Influencers and brand advocates are people already talking about topics relevant to you – they may even be talking about you directly! You need to identify these individuals, put them into a list, then start engaging with them. You can:

  1. Share their content.
  2. Comment or retweet their posts to open a line of communication.
  3. Thank them if they mention your brand.

You could even sponsor people. According to research by The Shelf, 72 per cent of influencers share posts about their sponsors for free (outside of the contract), and 88 per cent verbally tell friends about brands that sponsor them. Imagine all that extra word-of-mouth marketing!

How to find influencers

BuzzSumo has a tool for this very purpose. Its Twitter influencers tool lets you find people based on topic or username, and can show you their domain authority, follower counts, average retweets and more.

You can also look for people in your market that have high Klout scores.

3. Establish meaningful, two-way relationships

You mustn’t neglect the followers you hope to influence by focusing only on promoting yourself – after all, you’ll only be influencing tumbleweeds and cricket sound-effects if nobody trusts you enough to follow you.

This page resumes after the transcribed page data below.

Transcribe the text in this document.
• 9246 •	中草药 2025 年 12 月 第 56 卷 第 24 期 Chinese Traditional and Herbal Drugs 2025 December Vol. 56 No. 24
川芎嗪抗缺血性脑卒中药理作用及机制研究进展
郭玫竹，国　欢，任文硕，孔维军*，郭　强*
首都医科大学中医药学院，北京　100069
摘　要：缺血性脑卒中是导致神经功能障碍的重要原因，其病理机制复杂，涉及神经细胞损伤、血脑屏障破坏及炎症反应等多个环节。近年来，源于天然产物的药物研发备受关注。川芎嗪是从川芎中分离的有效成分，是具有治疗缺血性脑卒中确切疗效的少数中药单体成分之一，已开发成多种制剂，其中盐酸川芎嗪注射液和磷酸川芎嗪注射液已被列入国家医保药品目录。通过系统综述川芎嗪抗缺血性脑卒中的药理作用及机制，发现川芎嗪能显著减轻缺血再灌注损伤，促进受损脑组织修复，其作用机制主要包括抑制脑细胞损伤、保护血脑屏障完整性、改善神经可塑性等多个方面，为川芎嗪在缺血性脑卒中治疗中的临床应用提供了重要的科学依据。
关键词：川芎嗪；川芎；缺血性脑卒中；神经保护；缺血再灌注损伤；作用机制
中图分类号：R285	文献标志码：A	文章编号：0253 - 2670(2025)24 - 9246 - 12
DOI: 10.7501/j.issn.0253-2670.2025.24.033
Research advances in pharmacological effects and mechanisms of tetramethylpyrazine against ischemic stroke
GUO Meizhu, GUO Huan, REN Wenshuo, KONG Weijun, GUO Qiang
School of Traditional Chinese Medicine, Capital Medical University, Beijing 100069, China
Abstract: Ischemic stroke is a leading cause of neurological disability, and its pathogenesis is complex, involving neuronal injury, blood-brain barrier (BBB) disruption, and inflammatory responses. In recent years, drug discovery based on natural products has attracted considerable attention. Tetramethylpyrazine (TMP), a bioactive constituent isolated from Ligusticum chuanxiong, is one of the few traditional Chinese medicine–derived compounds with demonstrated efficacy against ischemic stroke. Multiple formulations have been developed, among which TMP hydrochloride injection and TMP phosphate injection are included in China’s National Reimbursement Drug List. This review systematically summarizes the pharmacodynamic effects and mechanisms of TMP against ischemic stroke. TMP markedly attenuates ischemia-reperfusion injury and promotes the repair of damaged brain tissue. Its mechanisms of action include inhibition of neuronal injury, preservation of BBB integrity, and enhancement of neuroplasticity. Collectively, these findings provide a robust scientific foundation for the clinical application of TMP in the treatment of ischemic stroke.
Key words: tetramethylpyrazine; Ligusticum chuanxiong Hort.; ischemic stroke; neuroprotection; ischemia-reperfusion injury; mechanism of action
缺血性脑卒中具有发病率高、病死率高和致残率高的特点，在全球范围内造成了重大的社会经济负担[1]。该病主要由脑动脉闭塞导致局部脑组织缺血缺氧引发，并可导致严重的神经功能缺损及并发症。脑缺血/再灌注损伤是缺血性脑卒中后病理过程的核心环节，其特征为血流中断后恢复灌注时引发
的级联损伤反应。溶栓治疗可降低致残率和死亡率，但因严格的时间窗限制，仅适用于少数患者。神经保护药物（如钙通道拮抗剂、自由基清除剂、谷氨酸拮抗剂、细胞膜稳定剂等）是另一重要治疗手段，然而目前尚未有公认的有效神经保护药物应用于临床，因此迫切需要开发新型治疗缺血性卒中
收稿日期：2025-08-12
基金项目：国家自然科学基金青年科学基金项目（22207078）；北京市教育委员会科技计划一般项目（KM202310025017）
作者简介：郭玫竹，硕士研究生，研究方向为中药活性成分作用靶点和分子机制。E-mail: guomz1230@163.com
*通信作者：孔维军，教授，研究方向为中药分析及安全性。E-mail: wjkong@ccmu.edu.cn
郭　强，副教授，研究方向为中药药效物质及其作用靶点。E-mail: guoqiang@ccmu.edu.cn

One of the keys to building trust is communication. Communication shows people that they are individuals to you, not just a number, and that you care about their unique needs. Communication also allows people to give you feedback on your service, product or recent posts, which you can then use to improve all of the above to create a better experience.

You can deploy all the same techniques you’re using to engage influencers to communicate with regular customers, perhaps exchanging “sponsorship” to “giveaways or personalised deals”.

Additionally, you can respond to people’s comments if they have questions, or message them directly if you notice someone has an issue.

In conclusion

Is your brand influential online? You should be able to tell by the way people interact with your social media profiles. If you need hard data, Klout, Skorr and similar services will give you a quantifiable measurement.

If you need to build your influence a little higher, focus on creating a personality of trustworthiness and expertise, and leverage other influencers in your space to spread the word about your brand.